The Spanish economy was on an upturn in the late 1990s, and movie theater developers took advantage of flush times to spend millions of euros expanding and updating the nation's movie houses, often by converting moldering single-screen theaters into modern multiplexes. Between 1995 and 2002, the number of screens nearly doubled and movie theater attendance increased more than 55 percent.
Over the following eight years, theater revenues made a stark U-turn as movie attendance declined by more than 30 percent. Was there simply a protracted series of box-office flops? Economist Ricard Gil says it's Spanish policymakers, not filmmakers, to blame for this turnabout. In a study published in April in Economic Inquiry, Gil and co-author Fernanda Gutierrez-Navratil, who was a visiting scholar and postdoctoral researcher at the Carey Business School, argue that there was a clear correlation between the 2002 deregulation of the country's television industry and the slump in movie ticket sales that followed. Gil, an associate professor at the Carey School, calls the phenomenon "the unintended consequences of laws," meaning that even laws passed with the best of intentions and goals can have unanticipated impacts that could prove harmful or disruptive.
Driven largely by philosophical differences with the policies of earlier, left-leaning administrations, a conservative government worked in the early aughts to deregulate Spanish broadcasting, removing long-standing restrictions on the number of local TV stations allowed to operate in towns and cities and permitting them to form networks. The unshackled industry expanded, and consumers were rewarded with more local stations and diverse programming, all in the comfort of their homes. This was the predicted and desired outcome. But "when they deregulated the local TV industry, they never paid much attention to what that would do to the movie theater industry," Gil says. "In the end, the consumers of TV are the same as consumers of other media, like movies." Movie ticket sales dropped off, even forcing some theaters to close. Gil, who has been studying the Spanish film and television markets for nearly a decade, goes so far as to speculate that reduced film revenue might ultimately mean fewer domestic, Spanish-language movies get produced—for TV and the cinema—in a market already dominated by imported American films.
For another example, Gil turns to Argentina, where in 2009 the government began to subsidize soybean production. The goal was to stabilize business conditions for soy farmers buffeted by price fluctuations. What lawmakers didn't anticipate was a sharp decline in beef production as many cattle farmers, enticed by the new policy, switched to raising soy instead. Meat prices soared. "Argentines really enjoy having steak, but after this, they couldn't afford to," Gil says.
While it would be impossible to anticipate and account for every outcome of a new law, Gil asserts that policymakers should be more thoughtful and cautious with their free-market interventions, whether regulating or deregulating. "Thinking that changes in regulation will not have an indirect impact in other industries through demand and supply channels is just naive," he says.

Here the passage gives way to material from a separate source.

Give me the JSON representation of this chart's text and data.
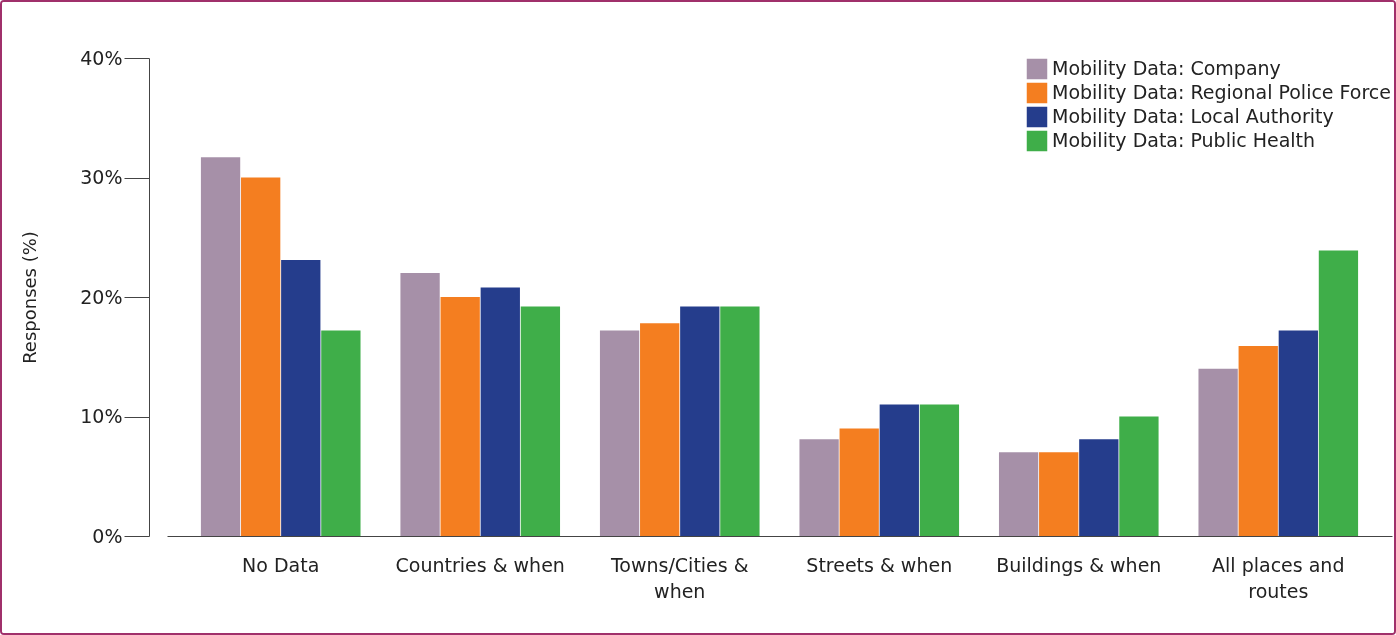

What could lawmakers in Madrid have done to avoid setting up a bruising screen clash? They could have deregulated more slowly, Gil suggests, allowing movie theaters greater time to adapt to the changing marketplace. Or, they could have looked at lessening regulations or tax burdens on theater operators. "A potential alternative could have been to time the deregulation differently across regions," Gil adds, noting that the ratio of TV stations to movie theaters varies widely across the country and the pace of deregulations could have varied according to local conditions. There are lessons here for the private sector too, Gil adds. Businesses should be aware of the marketplace advantages they gain from laws that hamper competition. Perhaps the spike in Spanish theater growth would have been less extreme "if movie theaters had understood their profits came from lack of competition of local TV stations, instead of superior offerings to consumers," Gil says.